I muttered something—probably a curse in Romanian my grandmother would’ve slapped my wrist for—and knelt to grab it.
But someone moved faster.

A hand, small and wiry, darted in front of mine, scooping the phone up with surprising agility. When I looked up, I saw her.
She was shorter than me by at least a head, wrapped in layers of fabric that looked like they had lived several lives: a faded green skirt, a patterned shawl with frayed edges, a dark coat too big for her shoulders. Dozens of bangles clinked softly around her wrists. Her hair, streaked silver and black, was braided loosely and tucked beneath a scarf.
But it was her eyes that held me.
Sharp. Dark. Focused.
Like she’d been waiting.
“Careful,” she said in heavily accented English, pressing the phone into my palm. “You drop something, sometimes it’s only a phone. Sometimes it’s more.”

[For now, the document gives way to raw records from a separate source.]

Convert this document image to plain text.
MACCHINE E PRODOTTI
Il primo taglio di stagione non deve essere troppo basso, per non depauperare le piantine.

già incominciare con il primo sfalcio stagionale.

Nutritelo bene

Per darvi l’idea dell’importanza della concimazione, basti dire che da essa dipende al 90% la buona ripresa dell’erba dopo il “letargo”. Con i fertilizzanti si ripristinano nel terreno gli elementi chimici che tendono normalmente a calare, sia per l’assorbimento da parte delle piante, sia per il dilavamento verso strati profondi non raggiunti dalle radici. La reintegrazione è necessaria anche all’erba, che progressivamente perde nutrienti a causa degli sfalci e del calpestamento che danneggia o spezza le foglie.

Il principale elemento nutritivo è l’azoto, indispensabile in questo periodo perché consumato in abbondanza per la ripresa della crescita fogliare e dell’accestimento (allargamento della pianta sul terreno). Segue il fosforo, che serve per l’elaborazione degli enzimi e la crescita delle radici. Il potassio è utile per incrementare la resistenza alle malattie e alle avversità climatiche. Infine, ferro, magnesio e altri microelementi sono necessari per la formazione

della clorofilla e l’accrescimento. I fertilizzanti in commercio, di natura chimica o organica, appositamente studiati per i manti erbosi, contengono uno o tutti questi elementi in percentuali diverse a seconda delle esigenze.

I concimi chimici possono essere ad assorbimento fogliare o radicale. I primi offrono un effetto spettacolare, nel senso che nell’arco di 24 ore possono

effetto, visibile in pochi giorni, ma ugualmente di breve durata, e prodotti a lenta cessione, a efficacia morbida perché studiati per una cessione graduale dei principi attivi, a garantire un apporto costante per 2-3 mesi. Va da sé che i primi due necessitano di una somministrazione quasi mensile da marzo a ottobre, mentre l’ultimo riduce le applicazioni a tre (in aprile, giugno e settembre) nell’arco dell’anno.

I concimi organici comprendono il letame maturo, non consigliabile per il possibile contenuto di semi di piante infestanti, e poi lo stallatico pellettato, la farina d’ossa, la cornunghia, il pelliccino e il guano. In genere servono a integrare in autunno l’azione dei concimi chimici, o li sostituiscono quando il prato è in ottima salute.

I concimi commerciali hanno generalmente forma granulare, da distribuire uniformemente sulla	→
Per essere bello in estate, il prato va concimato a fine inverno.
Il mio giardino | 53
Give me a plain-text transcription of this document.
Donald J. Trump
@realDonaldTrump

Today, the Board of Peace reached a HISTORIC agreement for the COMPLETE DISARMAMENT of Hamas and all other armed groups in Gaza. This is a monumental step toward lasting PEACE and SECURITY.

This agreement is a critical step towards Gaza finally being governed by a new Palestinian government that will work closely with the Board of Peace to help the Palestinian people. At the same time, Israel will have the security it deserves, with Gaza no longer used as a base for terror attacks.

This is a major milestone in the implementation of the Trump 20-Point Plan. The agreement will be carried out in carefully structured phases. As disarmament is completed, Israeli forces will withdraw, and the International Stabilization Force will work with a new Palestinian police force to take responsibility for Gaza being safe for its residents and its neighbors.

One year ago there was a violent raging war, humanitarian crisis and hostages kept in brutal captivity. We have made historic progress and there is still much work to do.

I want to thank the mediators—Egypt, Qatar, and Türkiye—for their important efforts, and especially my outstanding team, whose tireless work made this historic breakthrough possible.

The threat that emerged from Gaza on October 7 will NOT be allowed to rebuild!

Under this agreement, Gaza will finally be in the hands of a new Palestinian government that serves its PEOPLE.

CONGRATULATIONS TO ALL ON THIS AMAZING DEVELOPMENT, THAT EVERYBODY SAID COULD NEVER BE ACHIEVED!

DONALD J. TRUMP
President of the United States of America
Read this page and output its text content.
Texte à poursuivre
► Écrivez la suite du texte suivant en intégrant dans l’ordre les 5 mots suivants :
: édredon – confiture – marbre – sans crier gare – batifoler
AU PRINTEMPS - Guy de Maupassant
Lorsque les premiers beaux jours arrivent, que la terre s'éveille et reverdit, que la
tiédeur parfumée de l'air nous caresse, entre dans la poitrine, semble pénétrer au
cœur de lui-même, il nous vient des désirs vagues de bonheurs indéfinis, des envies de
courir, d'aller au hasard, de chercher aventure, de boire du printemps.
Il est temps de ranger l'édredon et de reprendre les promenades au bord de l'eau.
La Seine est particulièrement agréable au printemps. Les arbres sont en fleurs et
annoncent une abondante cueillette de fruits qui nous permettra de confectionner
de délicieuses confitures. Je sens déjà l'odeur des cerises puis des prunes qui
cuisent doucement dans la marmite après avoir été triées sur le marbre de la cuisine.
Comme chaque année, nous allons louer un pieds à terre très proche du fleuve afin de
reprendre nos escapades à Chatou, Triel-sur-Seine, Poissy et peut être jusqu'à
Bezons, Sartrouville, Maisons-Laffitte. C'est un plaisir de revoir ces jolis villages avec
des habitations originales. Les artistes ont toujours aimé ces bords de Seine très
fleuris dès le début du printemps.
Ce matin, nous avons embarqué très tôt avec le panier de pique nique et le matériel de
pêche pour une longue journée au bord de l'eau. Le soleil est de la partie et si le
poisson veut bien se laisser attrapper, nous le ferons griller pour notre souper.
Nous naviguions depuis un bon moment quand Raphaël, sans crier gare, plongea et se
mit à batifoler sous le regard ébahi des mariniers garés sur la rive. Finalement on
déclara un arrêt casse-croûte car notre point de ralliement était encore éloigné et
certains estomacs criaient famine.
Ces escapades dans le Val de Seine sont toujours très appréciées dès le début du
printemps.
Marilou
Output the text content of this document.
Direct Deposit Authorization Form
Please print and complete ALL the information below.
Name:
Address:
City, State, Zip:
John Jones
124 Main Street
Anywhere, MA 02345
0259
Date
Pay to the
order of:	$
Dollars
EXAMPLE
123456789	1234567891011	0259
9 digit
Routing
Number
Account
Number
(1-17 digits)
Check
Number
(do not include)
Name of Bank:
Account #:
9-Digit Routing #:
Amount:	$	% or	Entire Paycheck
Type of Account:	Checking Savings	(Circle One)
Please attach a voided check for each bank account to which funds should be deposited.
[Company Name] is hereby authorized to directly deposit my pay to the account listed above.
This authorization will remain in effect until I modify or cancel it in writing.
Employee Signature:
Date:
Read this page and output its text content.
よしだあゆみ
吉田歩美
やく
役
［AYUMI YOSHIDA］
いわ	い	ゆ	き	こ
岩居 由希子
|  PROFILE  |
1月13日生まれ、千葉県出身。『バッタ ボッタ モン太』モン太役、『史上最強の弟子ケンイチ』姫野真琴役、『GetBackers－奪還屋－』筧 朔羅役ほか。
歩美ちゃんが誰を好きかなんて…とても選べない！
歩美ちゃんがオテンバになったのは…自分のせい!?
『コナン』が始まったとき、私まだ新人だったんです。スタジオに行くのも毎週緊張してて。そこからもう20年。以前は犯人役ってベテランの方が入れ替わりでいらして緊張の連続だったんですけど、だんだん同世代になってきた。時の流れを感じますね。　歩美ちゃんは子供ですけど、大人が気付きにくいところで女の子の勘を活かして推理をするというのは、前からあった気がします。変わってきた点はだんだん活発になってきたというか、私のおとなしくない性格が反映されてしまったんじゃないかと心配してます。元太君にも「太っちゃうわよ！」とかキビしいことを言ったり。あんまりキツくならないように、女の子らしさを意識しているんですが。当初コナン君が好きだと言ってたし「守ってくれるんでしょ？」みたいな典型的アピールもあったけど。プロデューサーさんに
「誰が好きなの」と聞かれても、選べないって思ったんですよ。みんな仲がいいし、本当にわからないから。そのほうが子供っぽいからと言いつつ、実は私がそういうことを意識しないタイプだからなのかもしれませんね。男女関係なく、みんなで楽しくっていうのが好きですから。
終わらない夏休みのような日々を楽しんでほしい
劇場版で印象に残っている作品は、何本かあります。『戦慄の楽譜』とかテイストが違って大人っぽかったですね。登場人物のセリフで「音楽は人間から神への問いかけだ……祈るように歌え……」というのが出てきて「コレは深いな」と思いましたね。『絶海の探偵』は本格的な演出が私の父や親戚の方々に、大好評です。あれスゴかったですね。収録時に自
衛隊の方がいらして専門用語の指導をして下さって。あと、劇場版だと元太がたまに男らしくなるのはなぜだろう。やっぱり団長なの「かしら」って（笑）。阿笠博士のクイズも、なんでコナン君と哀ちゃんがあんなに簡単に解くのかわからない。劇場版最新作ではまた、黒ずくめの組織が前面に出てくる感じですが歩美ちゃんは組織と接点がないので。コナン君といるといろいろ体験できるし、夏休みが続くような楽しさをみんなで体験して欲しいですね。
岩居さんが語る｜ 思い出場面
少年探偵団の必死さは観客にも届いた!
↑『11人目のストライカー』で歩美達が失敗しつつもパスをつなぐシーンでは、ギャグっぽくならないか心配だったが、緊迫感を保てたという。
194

I opened my mouth to say thank you, to make some awkward joke about my clumsiness, but she tightened her grip instead of letting go.
That’s when she told me not to board the train. To go home. To hide in the closet.
I stared at her, the station sounds going strangely distant, like someone had pressed mute on the world around us.
“Sorry?” I managed.
She finally released my hand. Her gaze flicked over my shoulder toward the tracks, then back to my face, as if checking a clock I couldn’t see.